The electronic behaviour of some forms of matter doesn't match theory. Geoff Brumfiel meets Senthil Todadri, a man who wants to change our view of how electrons behave.

Right from the start, it was clear that Senthil Todadri was no ordinary graduate student, says Subir Sachdev, a professor of physics and Senthil's adviser at Yale University. On his first day, Senthil made several observations that forced Sachdev to rethink his work. “He himself didn't understand the depth to which he understood things,” Sachdev says. That first day's work was enough to win Senthil co-authorship on the group's next paper.
Senthil (who grew up with no last name, but adopted his father's name, Todadri, when he came to the United States) is the son of a banker in the Indian city of Chennai. “I was going to work in a bank just like my father, but got more and more sucked into maths and science,” he says. “My family considered it a bit bizarre when I decided to take up physics.” After completing his undergraduate degree at the Indian Institute of Technology in Kanpur, he began his graduate studies at Yale in 1992.
Since his first day on the job, Senthil, now 34, has continued to make waves in condensed-matter physics, a field whose theoretical underpinnings are in upheaval. Since the early 1980s, experimentalists have uncovered dozens of materials that defy the present theory of how electrons behave in solids — often referred to as the Fermi liquid model. Senthil is helping to build a new theoretical framework that could explain these exotic materials, the most alluring of which are superconductors (they have no electrical resistance) at temperatures that exceed those predicted by current models.
Deep divisions
One of the more unconventional ideas Senthil has pursued is that an electron added to a material can ‘split’ under the right circumstances, so that a fraction of its charge goes one way, and a bit of its ‘spin’ the other. “It's a pretty dramatic thing if you think about it because an electron is supposed to be a fundamental particle,” Senthil says. The electron loses its identity in the collective behaviour of other electrons in the solid, he explains. As the electron's fundamental characteristics of charge and spin are shared among the other electrons, it essentially splits into fractional particles of spin and charge.
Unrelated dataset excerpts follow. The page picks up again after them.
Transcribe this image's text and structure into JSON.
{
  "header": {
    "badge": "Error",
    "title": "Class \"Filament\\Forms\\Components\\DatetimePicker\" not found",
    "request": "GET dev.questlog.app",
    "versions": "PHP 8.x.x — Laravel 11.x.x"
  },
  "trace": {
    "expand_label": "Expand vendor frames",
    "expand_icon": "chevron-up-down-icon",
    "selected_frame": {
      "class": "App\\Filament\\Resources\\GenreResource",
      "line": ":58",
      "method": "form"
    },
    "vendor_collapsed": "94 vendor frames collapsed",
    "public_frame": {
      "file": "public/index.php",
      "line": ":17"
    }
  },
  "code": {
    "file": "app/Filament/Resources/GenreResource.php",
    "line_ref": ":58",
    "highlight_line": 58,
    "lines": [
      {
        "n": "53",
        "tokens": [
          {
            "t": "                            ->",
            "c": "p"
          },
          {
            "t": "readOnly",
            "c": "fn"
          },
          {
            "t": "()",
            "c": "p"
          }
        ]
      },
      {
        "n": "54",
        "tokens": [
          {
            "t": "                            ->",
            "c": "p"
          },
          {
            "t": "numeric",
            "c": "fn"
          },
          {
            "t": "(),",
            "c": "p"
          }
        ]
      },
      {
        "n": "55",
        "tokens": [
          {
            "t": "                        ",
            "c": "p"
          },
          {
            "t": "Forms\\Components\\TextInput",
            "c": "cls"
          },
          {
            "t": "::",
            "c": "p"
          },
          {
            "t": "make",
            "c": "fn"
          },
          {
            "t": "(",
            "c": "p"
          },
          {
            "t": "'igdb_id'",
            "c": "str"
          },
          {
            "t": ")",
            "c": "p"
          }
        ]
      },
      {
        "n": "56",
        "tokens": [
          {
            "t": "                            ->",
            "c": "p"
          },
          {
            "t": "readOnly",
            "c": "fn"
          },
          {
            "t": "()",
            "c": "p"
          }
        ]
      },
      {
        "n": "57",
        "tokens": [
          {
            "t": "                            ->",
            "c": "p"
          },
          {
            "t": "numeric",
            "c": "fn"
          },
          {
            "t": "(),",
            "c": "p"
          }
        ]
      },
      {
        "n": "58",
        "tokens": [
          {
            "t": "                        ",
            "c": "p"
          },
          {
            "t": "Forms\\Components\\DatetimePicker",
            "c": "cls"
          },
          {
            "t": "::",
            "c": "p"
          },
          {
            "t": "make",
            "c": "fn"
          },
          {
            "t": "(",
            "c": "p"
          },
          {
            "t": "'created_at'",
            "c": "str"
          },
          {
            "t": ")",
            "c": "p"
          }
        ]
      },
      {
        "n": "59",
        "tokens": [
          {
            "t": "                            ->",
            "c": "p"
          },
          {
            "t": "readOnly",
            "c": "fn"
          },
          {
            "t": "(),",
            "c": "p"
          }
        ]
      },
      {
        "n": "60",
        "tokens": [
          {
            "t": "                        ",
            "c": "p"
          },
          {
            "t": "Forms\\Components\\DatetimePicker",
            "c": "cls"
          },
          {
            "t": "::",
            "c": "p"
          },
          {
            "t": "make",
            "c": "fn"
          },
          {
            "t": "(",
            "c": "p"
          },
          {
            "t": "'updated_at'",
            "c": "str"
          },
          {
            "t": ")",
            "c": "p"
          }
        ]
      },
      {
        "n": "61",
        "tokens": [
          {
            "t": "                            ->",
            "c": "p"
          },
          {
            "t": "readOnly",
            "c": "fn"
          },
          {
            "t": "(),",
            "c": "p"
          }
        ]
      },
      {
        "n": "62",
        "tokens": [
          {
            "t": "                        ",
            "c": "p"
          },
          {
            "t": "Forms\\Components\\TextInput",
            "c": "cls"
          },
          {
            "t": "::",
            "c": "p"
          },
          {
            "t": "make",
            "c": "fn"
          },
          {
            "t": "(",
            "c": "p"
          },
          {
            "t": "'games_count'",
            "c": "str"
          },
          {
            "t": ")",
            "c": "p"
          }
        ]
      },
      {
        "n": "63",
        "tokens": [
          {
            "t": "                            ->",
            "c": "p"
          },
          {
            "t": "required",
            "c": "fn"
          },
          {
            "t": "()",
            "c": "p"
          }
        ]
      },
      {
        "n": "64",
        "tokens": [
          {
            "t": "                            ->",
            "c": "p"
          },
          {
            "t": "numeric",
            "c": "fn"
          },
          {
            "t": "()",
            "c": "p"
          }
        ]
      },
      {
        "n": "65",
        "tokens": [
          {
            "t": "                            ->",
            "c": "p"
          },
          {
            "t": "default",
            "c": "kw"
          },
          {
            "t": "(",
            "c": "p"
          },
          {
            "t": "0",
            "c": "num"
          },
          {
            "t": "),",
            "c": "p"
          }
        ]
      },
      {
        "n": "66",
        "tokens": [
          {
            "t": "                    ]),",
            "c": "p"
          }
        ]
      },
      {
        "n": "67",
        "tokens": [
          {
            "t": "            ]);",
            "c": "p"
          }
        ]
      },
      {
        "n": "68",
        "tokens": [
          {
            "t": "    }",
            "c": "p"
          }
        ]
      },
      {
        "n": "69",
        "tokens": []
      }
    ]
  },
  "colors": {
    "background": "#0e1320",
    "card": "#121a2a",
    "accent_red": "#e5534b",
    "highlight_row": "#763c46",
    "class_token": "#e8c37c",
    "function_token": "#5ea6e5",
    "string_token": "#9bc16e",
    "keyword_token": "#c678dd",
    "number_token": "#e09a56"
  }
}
The idea of electron splitting has been around since the 1980s, but in the context of high-temperature superconductors it has been taken seriously only in the past five years or so — thanks in part to work by Senthil and his colleague Matthew Fisher of the University of California, Santa Barbara. In 2001, Senthil and Fisher proposed a novel way that their ideas could be tested against the behaviour of certain high-temperature superconductors1.
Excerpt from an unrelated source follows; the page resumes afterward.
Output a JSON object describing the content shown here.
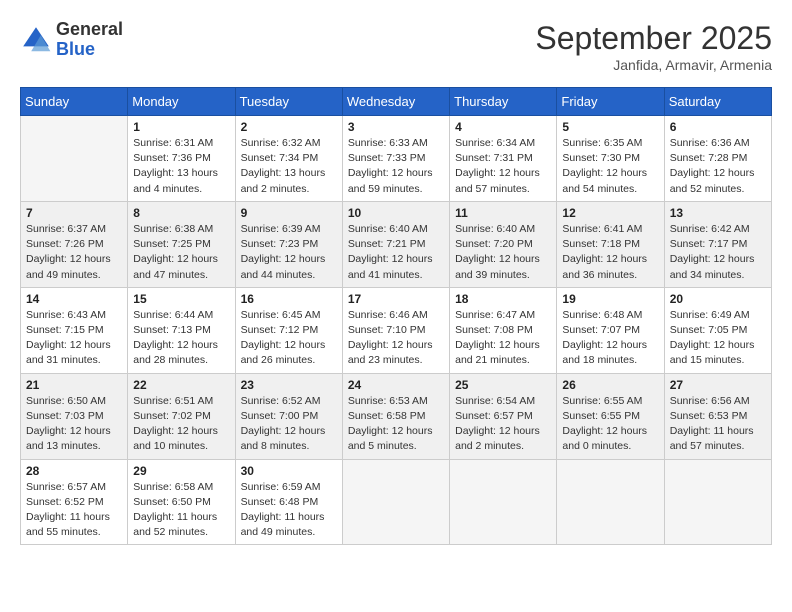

Not long after, an experimental group at Stanford set out to search for the fractional charges2. Unfortunately, the team failed to find the exotic behaviour predicted by Senthil and Fisher, says Piers Coleman, a theoretical physicist at Rutgers University in New Jersey. “It was a nice idea that didn't work out, but that's okay,” says Coleman. “Good science has interesting proposals that can be tested. I think everyone regarded the work they did as extremely interesting and very stimulating.”
Sachdev, who has been a co-author on Senthil's work, agrees. “Since his paper appeared a few years ago, we've found that those ideas have turned out to be remarkably powerful.” Although the version of the theory proposed by Senthil and Fisher was proved wrong for high-temperature superconductors, they continue to explore ways in which the collective properties of a solid's electrons can shape its behaviour.
Most recently, Senthil and his collaborators have made impressive progress in describing quantum phase transitions — sudden shifts in a material's behaviour that are caused by the quantum fluctuations of its electrons at a temperature of absolute zero3. Once again, this theory depends on fractional parts of electrons appearing briefly at the point where the material changes from one state to another.
Homeward bound
We're just starting to glimpse an entirely new world inside solids — a lot of the stuff we teach in textbooks needs to be revisited.
This January, Senthil will leave his position at the Massachusetts Institute of Technology and return to India, where he will lead a theoretical group at the Indian Institute of Science in Bangalore. The reasons for the move are personal and professional, he says. It will allow him, his wife and his young daughter to be closer to the rest of their family.
“I don't know what it is really going to be like,” he says. But the quality of Indian physics has been steadily improving over the past few decades, he adds. One outstanding question is whether Senthil will be able to recruit the high-quality graduate students that form the backbone of any good theory group. “I'm hoping it will be possible to get good students and postdocs in India, but I don't have firsthand experience,” he says.
Despite some setbacks and uncertainties, Senthil remains confident that within a decade an entirely new set of theories will be developed that can explain even the most bizarre of materials. “We're just starting to glimpse an entirely new world inside solids,” he says. “It's a great time for condensed-matter physics because a lot of the stuff we teach in textbooks needs to be revisited.”
References
Senthil, T. & Fisher, M. P. A. Phys. Rev. Lett. 86, 292–295 (2001).
Bonn, D. A. et al. Nature 414, 887–889 (2001).
Senthil, T., Vishwanath, A., Balents, L., Sachdev, S. & Fisher, M. P. A. Science 303, 1490–1494 (2004).